Cuba’s flag (1902) bears five stripes—three blue, two white—and a red hoist triangle charged with a white five‑pointed star. Conceived by Narciso López in 1849 for the independence cause, blue marks the island’s historic departments, white purity and justice, red courage and sacrifice, and the lone star sovereignty. A 1:2 ratio and protocol regulate construction, display, and dignified retirement.
The Cuban flag—La Estrella Solitaria—arose from mid‑nineteenth‑century liberation movements. Designed in New York in 1849 by the Venezuelan‑born general Narciso López with the poet Miguel Teurbe Tolón, it married republican iconography to the geography and aspirations of the island: five horizontal stripes alternating blue (three) and white (two); a red equilateral triangle at the hoist; and a single white star at the triangle’s centre.

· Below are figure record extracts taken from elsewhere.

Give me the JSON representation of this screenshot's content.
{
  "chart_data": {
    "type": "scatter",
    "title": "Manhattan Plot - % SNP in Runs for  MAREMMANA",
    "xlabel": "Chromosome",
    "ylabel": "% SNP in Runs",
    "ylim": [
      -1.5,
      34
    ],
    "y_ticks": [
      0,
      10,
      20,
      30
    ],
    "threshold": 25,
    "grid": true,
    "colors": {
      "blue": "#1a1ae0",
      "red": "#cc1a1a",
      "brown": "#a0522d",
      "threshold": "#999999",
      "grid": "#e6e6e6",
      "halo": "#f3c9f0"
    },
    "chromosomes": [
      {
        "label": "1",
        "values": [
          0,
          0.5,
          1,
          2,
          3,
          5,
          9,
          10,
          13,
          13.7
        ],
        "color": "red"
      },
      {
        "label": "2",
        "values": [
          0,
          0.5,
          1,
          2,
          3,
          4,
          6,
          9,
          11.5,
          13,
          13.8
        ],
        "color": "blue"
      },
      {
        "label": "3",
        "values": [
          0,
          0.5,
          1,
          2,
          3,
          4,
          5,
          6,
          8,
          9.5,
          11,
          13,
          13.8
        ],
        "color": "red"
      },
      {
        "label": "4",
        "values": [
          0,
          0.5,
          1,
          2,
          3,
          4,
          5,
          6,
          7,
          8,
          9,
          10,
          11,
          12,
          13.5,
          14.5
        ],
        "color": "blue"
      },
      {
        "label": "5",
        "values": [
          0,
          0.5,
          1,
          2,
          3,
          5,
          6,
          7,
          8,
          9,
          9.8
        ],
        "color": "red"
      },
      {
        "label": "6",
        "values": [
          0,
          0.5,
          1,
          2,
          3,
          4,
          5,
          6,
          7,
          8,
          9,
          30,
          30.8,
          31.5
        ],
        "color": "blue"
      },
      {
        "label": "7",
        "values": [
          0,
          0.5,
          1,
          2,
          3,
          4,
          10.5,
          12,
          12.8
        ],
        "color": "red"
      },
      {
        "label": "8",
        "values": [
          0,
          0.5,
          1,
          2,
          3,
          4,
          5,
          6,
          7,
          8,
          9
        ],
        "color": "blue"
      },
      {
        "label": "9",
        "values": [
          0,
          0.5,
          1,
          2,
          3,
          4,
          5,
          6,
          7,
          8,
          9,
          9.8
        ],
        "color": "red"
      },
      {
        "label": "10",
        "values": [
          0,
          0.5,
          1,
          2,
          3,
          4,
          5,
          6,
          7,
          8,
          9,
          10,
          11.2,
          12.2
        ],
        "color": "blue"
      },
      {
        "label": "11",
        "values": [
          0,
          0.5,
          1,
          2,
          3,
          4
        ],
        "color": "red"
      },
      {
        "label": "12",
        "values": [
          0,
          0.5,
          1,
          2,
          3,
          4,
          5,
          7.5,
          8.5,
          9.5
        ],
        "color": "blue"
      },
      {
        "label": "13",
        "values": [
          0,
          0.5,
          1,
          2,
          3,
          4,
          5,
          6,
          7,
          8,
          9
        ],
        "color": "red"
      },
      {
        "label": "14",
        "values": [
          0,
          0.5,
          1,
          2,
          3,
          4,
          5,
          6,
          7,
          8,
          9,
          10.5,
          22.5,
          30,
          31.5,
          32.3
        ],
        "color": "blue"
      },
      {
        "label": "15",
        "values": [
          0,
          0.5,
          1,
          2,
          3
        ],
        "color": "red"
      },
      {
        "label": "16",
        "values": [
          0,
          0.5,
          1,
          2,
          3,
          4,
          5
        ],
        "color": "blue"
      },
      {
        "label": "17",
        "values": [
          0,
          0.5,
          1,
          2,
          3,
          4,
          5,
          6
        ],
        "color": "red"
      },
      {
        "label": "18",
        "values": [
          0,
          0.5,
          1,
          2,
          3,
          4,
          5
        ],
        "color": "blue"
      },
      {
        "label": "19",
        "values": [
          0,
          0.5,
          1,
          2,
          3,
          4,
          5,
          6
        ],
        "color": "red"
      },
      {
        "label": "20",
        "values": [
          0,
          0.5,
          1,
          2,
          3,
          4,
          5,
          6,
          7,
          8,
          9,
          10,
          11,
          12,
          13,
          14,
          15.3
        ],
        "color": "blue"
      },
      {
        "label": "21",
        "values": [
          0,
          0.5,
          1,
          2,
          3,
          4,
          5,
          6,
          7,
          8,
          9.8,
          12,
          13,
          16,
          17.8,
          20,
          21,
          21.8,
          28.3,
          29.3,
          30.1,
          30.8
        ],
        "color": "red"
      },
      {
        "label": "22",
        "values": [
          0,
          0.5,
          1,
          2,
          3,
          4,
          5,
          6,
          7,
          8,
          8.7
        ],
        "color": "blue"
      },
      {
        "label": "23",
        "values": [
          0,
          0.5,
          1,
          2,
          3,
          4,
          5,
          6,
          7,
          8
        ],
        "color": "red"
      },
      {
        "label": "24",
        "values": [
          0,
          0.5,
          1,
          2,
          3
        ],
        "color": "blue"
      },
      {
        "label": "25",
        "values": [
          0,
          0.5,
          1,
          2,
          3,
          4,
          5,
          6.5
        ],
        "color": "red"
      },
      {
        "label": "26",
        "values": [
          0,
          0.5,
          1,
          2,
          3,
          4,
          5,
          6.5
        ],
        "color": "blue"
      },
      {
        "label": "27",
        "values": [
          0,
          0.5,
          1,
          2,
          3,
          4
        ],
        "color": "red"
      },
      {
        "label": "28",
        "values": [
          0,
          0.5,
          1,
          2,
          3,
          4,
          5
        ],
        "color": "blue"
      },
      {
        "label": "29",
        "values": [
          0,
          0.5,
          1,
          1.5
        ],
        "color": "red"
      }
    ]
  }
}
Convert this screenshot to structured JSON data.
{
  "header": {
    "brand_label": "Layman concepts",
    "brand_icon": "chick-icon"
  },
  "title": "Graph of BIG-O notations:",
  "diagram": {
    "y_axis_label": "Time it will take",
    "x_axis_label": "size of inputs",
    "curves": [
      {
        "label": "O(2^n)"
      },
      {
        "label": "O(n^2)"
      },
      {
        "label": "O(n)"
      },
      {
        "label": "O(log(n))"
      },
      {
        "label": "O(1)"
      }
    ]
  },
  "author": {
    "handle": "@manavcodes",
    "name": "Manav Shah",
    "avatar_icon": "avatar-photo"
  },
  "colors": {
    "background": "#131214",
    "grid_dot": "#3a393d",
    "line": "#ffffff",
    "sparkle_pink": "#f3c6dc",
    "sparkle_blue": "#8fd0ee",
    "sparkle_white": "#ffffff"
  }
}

The blue stripes referenced the island’s colonial administrative divisions; white signified purity of purpose and justice; the red triangle evoked sacrifice and, in Masonic parlance, liberty, equality, and fraternity; while the solitary white star expressed the goal of an independent state. López first raised the flag at Cárdenas in 1850. Though the expedition failed and Spain retained control for decades, the banner circulated through the Ten Years’ War (1868–1878) and later revolutionary campaigns as the emblem of Cuban nationhood.
On 20 May 1902, coinciding with the proclamation of the Republic of Cuba after U.S. occupation ended, the López design was adopted officially as the national flag. Constitutional and statutory texts fixed a 1:2 proportion and set out construction sheets for the triangle and star to standardise manufacture. The state prescribed display on public buildings, at diplomatic missions, and within the armed forces, with penalties for desecration and misuse.
The flag’s symbolism has remained constant across the twentieth century, including after 1959. While the government restructured politics and state emblems in other spheres, the national flag was preserved in its 1902 form as a unifying symbol across social and political currents. Variants exist for naval and presidential use, but the basic composition dominates civic and ceremonial contexts.
Protocol
requires the flag to be clean, intact, and properly hoisted, never touching the ground; worn flags are retired respectfully, commonly by burning. On national commemorations—10 October (beginning of the independence wars), 1 January (Triumph of the Revolution), and 20 May (Republic Day)—public display of the flag is widespread, while abroad it signals Cuban sovereignty at embassies and multilateral fora.
Cuba’s banner thus links the island’s revolutionary past to its sovereign present: austere geometry, powerful colour contrasts, and a single guiding star that remains legible and distinctive across plazas, ships, stadiums, and diplomatic halls.